JULY 10, 2020 BY FREDERICK SCHMIDT
There has been more than one article of late that rightly describes the progressive politics of our day as a religion. And there is a good case to be made for that perspective. In the wake of George Floyd’s murder, progressive political voices have offered up a theology of sin, an approach to repentance, and – in fairly open-ended terms – a vision of a perfected future. For those who like theological labels, that’s a hamartiology, soteriology and eschatology. There are a number of doctrinal considerations missing from that list, but in the current climate it is more than enough religion for many Americans.
This new religion didn’t take shape overnight, of course. Social and intellectual trends have been preparing for this for quite some time now. As religious categories have lost their hold on a growing number of Americans, the basic spiritual needs that those categories represent demanded some kind of substitute. And now they have it, complete with more than one kind of fundamentalism.
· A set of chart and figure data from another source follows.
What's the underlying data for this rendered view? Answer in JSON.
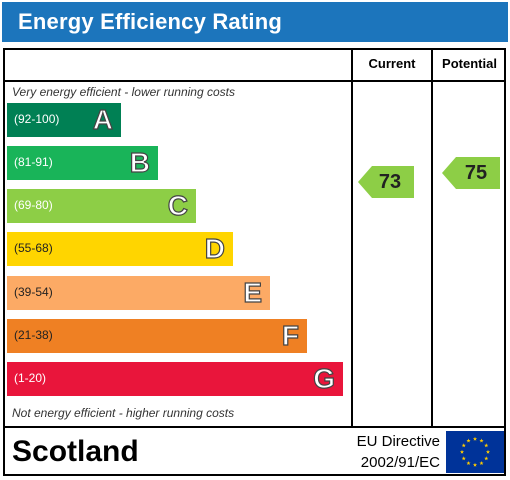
{
  "title": "Energy Efficiency Rating",
  "headers": {
    "current": "Current",
    "potential": "Potential"
  },
  "top_caption": "Very energy efficient - lower running costs",
  "bottom_caption": "Not energy efficient - higher running costs",
  "footer": {
    "region": "Scotland",
    "directive_line1": "EU Directive",
    "directive_line2": "2002/91/EC"
  },
  "colors": {
    "title_bg": "#1c75bc",
    "flag": "#003399",
    "stars": "#ffcc00"
  },
  "chart_data": {
    "type": "bar",
    "bands": [
      {
        "letter": "A",
        "range": "(92-100)",
        "color": "#008054"
      },
      {
        "letter": "B",
        "range": "(81-91)",
        "color": "#19b459"
      },
      {
        "letter": "C",
        "range": "(69-80)",
        "color": "#8dce46"
      },
      {
        "letter": "D",
        "range": "(55-68)",
        "color": "#ffd500"
      },
      {
        "letter": "E",
        "range": "(39-54)",
        "color": "#fcaa65"
      },
      {
        "letter": "F",
        "range": "(21-38)",
        "color": "#ef8023"
      },
      {
        "letter": "G",
        "range": "(1-20)",
        "color": "#e9153b"
      }
    ],
    "current": {
      "value": 73,
      "band": "C"
    },
    "potential": {
      "value": 75,
      "band": "C"
    }
  }
}
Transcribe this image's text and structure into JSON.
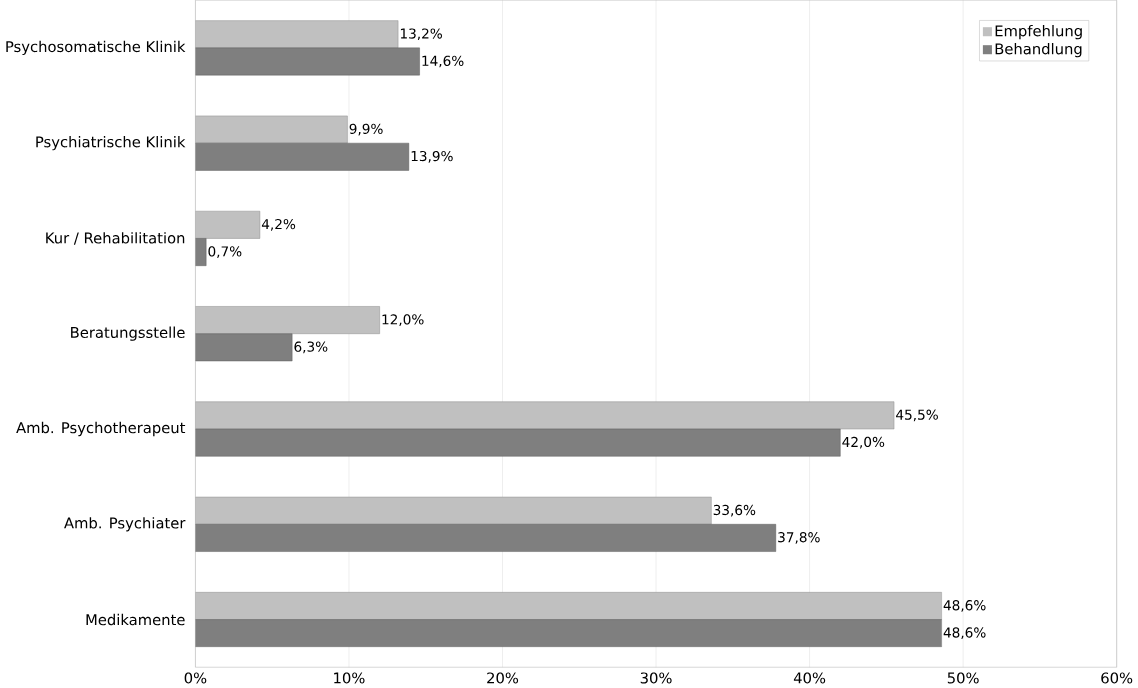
{
  "chart_data": {
    "type": "bar",
    "orientation": "horizontal",
    "categories": [
      "Psychosomatische Klinik",
      "Psychiatrische Klinik",
      "Kur / Rehabilitation",
      "Beratungsstelle",
      "Amb. Psychotherapeut",
      "Amb. Psychiater",
      "Medikamente"
    ],
    "series": [
      {
        "name": "Empfehlung",
        "color": "#c0c0c0",
        "values": [
          13.2,
          9.9,
          4.2,
          12.0,
          45.5,
          33.6,
          48.6
        ],
        "value_labels": [
          "13,2%",
          "9,9%",
          "4,2%",
          "12,0%",
          "45,5%",
          "33,6%",
          "48,6%"
        ]
      },
      {
        "name": "Behandlung",
        "color": "#7f7f7f",
        "values": [
          14.6,
          13.9,
          0.7,
          6.3,
          42.0,
          37.8,
          48.6
        ],
        "value_labels": [
          "14,6%",
          "13,9%",
          "0,7%",
          "6,3%",
          "42,0%",
          "37,8%",
          "48,6%"
        ]
      }
    ],
    "xlim": [
      0,
      60
    ],
    "xticks": [
      {
        "value": 0,
        "label": "0%"
      },
      {
        "value": 10,
        "label": "10%"
      },
      {
        "value": 20,
        "label": "20%"
      },
      {
        "value": 30,
        "label": "30%"
      },
      {
        "value": 40,
        "label": "40%"
      },
      {
        "value": 50,
        "label": "50%"
      },
      {
        "value": 60,
        "label": "60%"
      }
    ],
    "grid": "x",
    "legend": "top right"
  }
}
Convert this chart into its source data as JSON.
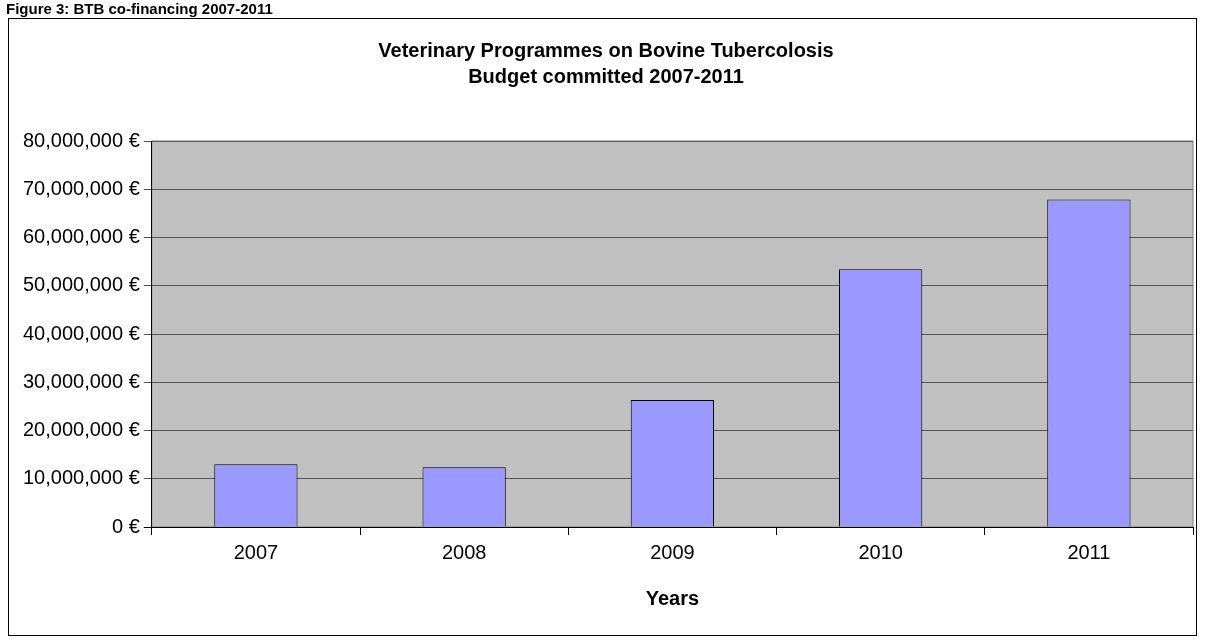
{
  "chart_data": {
    "type": "bar",
    "title": "Veterinary Programmes on Bovine Tubercolosis",
    "subtitle": "Budget committed 2007-2011",
    "xlabel": "Years",
    "annotations": [
      "Figure 3: BTB co-financing 2007-2011"
    ],
    "categories": [
      "2007",
      "2008",
      "2009",
      "2010",
      "2011"
    ],
    "values": [
      13000000,
      12400000,
      26300000,
      53400000,
      67900000
    ],
    "color": "#9999ff",
    "ylim": [
      0,
      80000000
    ],
    "yticks": [
      {
        "value": 0,
        "label": "0 €"
      },
      {
        "value": 10000000,
        "label": "10,000,000 €"
      },
      {
        "value": 20000000,
        "label": "20,000,000 €"
      },
      {
        "value": 30000000,
        "label": "30,000,000 €"
      },
      {
        "value": 40000000,
        "label": "40,000,000 €"
      },
      {
        "value": 50000000,
        "label": "50,000,000 €"
      },
      {
        "value": 60000000,
        "label": "60,000,000 €"
      },
      {
        "value": 70000000,
        "label": "70,000,000 €"
      },
      {
        "value": 80000000,
        "label": "80,000,000 €"
      }
    ],
    "grid": "y",
    "legend": false
  }
}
To make matters worse, Christians have also contributed to the creation of this new religion. Many Evangelicals lost track of their faith, aligning themselves in unreflective ways with the Republican party and Donald Trump. But so did Progressive Protestants who, over the last six decades, resurrected the Social Gospel movement, but in ways that lack the same theological grounding. As mainline Protestantism gave itself to the chaplaincy of pluralism, rather than a defense of the Christian faith, politics-as-theology or all-theology-is-political has become the mantras.
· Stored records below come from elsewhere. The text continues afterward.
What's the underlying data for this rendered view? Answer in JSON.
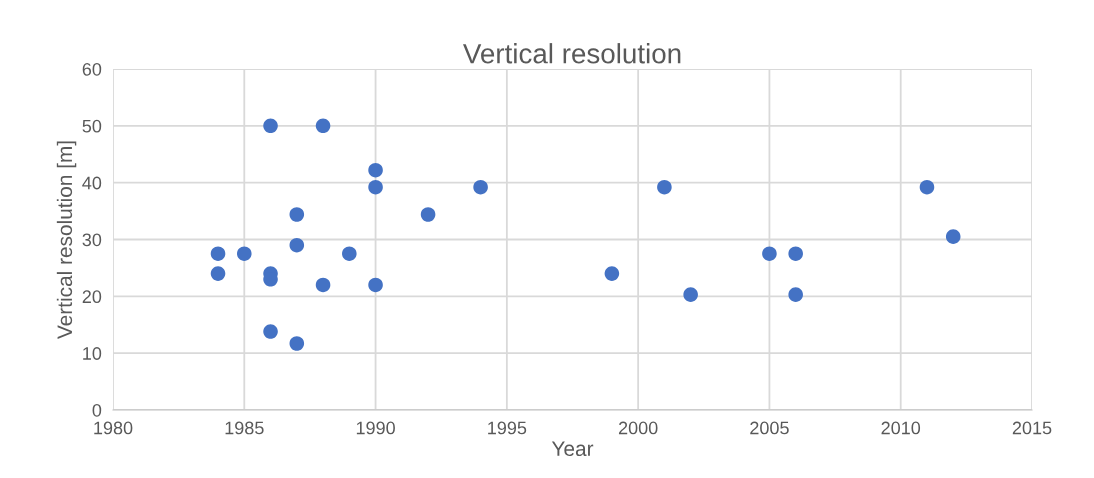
{
  "chart_data": {
    "type": "scatter",
    "title": "Vertical resolution",
    "xlabel": "Year",
    "ylabel": "Vertical resolution [m]",
    "x": [
      1984,
      1984,
      1985,
      1986,
      1986,
      1986,
      1986,
      1987,
      1987,
      1987,
      1988,
      1988,
      1989,
      1990,
      1990,
      1990,
      1992,
      1994,
      1999,
      2001,
      2002,
      2005,
      2006,
      2006,
      2011,
      2012
    ],
    "values": [
      27.5,
      24,
      27.5,
      50,
      24,
      23,
      13.8,
      34.4,
      29,
      11.7,
      50,
      22,
      27.5,
      42.2,
      39.2,
      22,
      34.4,
      39.2,
      24,
      39.2,
      20.3,
      27.5,
      27.5,
      20.3,
      39.2,
      30.5
    ],
    "color": "#4472c4",
    "marker": "circle",
    "xlim": [
      1980,
      2015
    ],
    "xticks": [
      1980,
      1985,
      1990,
      1995,
      2000,
      2005,
      2010,
      2015
    ],
    "ylim": [
      0,
      60
    ],
    "yticks": [
      0,
      10,
      20,
      30,
      40,
      50,
      60
    ],
    "grid": true,
    "legend": false
  }
}
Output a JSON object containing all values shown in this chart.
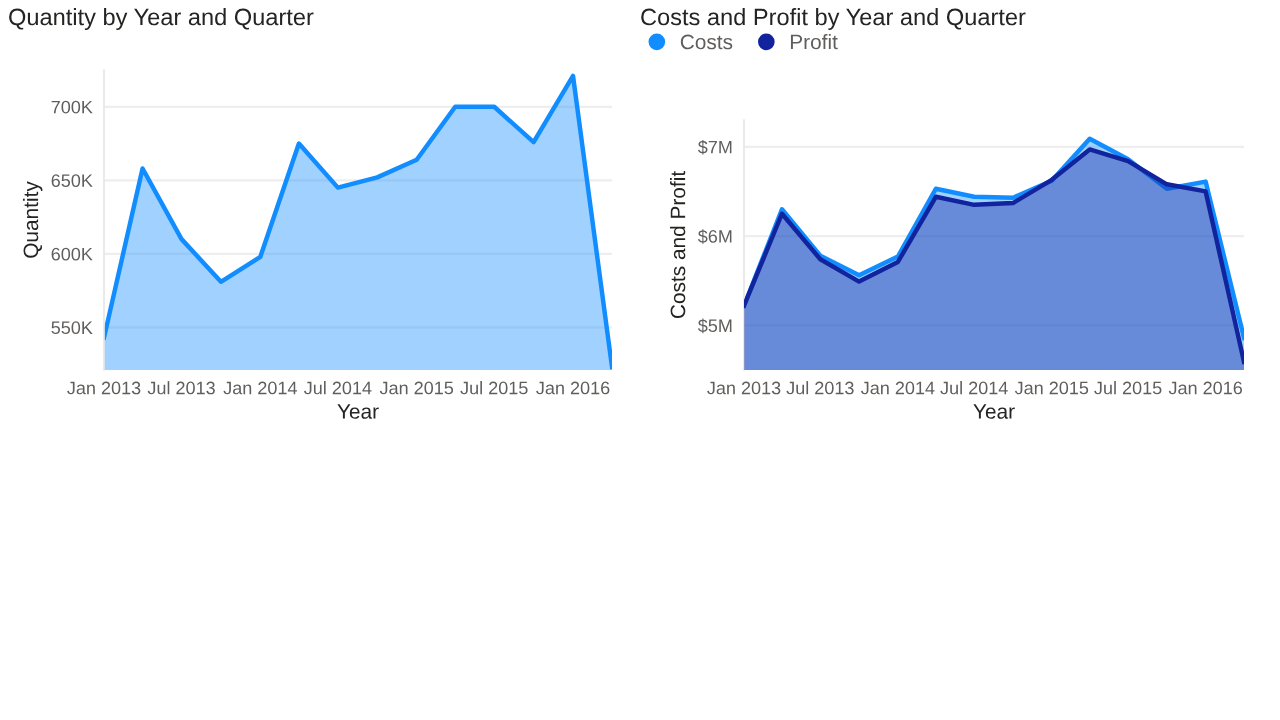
{
  "chart_data": [
    {
      "type": "area",
      "title": "Quantity by Year and Quarter",
      "xlabel": "Year",
      "ylabel": "Quantity",
      "x": [
        "2013-01",
        "2013-04",
        "2013-07",
        "2013-10",
        "2014-01",
        "2014-04",
        "2014-07",
        "2014-10",
        "2015-01",
        "2015-04",
        "2015-07",
        "2015-10",
        "2016-01",
        "2016-04"
      ],
      "series": [
        {
          "color": "#118dff",
          "values": [
            543,
            658,
            610,
            581,
            598,
            675,
            645,
            652,
            664,
            700,
            700,
            676,
            721,
            523
          ]
        }
      ],
      "xlim": [
        "2013-01",
        "2016-04"
      ],
      "xticks": [
        {
          "value": "2013-01",
          "label": "Jan 2013"
        },
        {
          "value": "2013-07",
          "label": "Jul 2013"
        },
        {
          "value": "2014-01",
          "label": "Jan 2014"
        },
        {
          "value": "2014-07",
          "label": "Jul 2014"
        },
        {
          "value": "2015-01",
          "label": "Jan 2015"
        },
        {
          "value": "2015-07",
          "label": "Jul 2015"
        },
        {
          "value": "2016-01",
          "label": "Jan 2016"
        }
      ],
      "ylim": [
        521,
        725
      ],
      "yticks": [
        {
          "value": 550,
          "label": "550K"
        },
        {
          "value": 600,
          "label": "600K"
        },
        {
          "value": 650,
          "label": "650K"
        },
        {
          "value": 700,
          "label": "700K"
        }
      ],
      "grid": "y",
      "legend": false
    },
    {
      "type": "area",
      "title": "Costs and Profit by Year and Quarter",
      "xlabel": "Year",
      "ylabel": "Costs and Profit",
      "x": [
        "2013-01",
        "2013-04",
        "2013-07",
        "2013-10",
        "2014-01",
        "2014-04",
        "2014-07",
        "2014-10",
        "2015-01",
        "2015-04",
        "2015-07",
        "2015-10",
        "2016-01",
        "2016-04"
      ],
      "series": [
        {
          "name": "Costs",
          "color": "#118dff",
          "values": [
            5.22,
            6.3,
            5.78,
            5.56,
            5.77,
            6.53,
            6.44,
            6.43,
            6.62,
            7.09,
            6.86,
            6.53,
            6.61,
            4.86
          ]
        },
        {
          "name": "Profit",
          "color": "#12239e",
          "values": [
            5.22,
            6.25,
            5.74,
            5.49,
            5.71,
            6.44,
            6.35,
            6.37,
            6.63,
            6.97,
            6.84,
            6.58,
            6.5,
            4.59
          ]
        }
      ],
      "xlim": [
        "2013-01",
        "2016-04"
      ],
      "xticks": [
        {
          "value": "2013-01",
          "label": "Jan 2013"
        },
        {
          "value": "2013-07",
          "label": "Jul 2013"
        },
        {
          "value": "2014-01",
          "label": "Jan 2014"
        },
        {
          "value": "2014-07",
          "label": "Jul 2014"
        },
        {
          "value": "2015-01",
          "label": "Jan 2015"
        },
        {
          "value": "2015-07",
          "label": "Jul 2015"
        },
        {
          "value": "2016-01",
          "label": "Jan 2016"
        }
      ],
      "ylim": [
        4.5,
        7.3
      ],
      "yticks": [
        {
          "value": 5,
          "label": "$5M"
        },
        {
          "value": 6,
          "label": "$6M"
        },
        {
          "value": 7,
          "label": "$7M"
        }
      ],
      "grid": "y",
      "legend": "top left"
    }
  ]
}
The polarization of the civic landscape has intensified that trend. And, as a result, Christians on both sides of the divide have lost their ability to speak with any authority to the current situation that is free of entanglement with partisan politics.
So, with apologies to Russ Douthat, who recently argued that Post-Protestant Christianity might offer a common vocabulary and values around which Americans might find a new kind of unity, I am sorry to say that I see little prospect of that happening. Even those who are uninterested in God and theology can easily predict where Christians will line up along partisan lines and that is about all that an ever-larger number of Americans care about.
There is little that Christians can do to counter that trend, but we don’t need to amplify it. And if we are going to be ignored by the culture, we ought to at least be ignored for proclaiming what Paul described as the scandal of the cross (1 Co 1:18-25):
- We will affirm that redemptive work of God is larger than politics and larger than the current political moment.
- We will affirm that ultimately the saving work of God is about the healing of our relationship with God and – inextricably – our relationships with one another.
- We will affirm that for us, that work is done in and through the Body of Christ, as both the instrument of God’s healing work and as the expression of God’s healing work.
- This means, of course, that how we conduct ourselves politically matters, and it means that we are called to hope that our witness will change the world for the better.
- But it also means that we believe that ultimately that work can only be fully realized by God and through Christ’s sacrifice on the cross. Political realities will never fully reflect what we believe God hopes for us. And to believe that they can distorts and diminishes the work of God in our lives and across history.
- We will witness to a faith that affirms we are all sinners and that we should all repent of our sins. But we will also affirm that all of us can be forgiven and that – in amending our lives – we can begin the journey into God in Christ.
- We will also witness to the conviction that “in Christ” there are no distinctions, no differences in our value, no difference in the degree to which we are loved. No difference in the degree to which we are called to love one another.
- Just as God does not coerce anyone to follow us, neither will we force others to follow Christ. The renewed life that God offers us can only be had by giving of ourselves freely to the work of God, by making ourselves available to the purposes of God, by confessing our own sins, and by giving ourselves to the healing that God makes possible.
That message is going to put Christians at odd angles with every version of politics-as-religion that I can think of. It will put us at odds the civic religion that elides church and state that thinks of those entities as one thing. The civic religion that fails to ask questions about the fate of those who live on the margins of society and endorses political candidates, regardless of character. But it will also be at odds with the politics-as-religion that can be coercive, identifies sin in purely socio-political terms, assigns sin in exclusive terms to some but not to others, and thinks in terms of eschatology as a human and political creation.
That is alright. Paul did not call the cross a scandal without reason. It was then. It is now.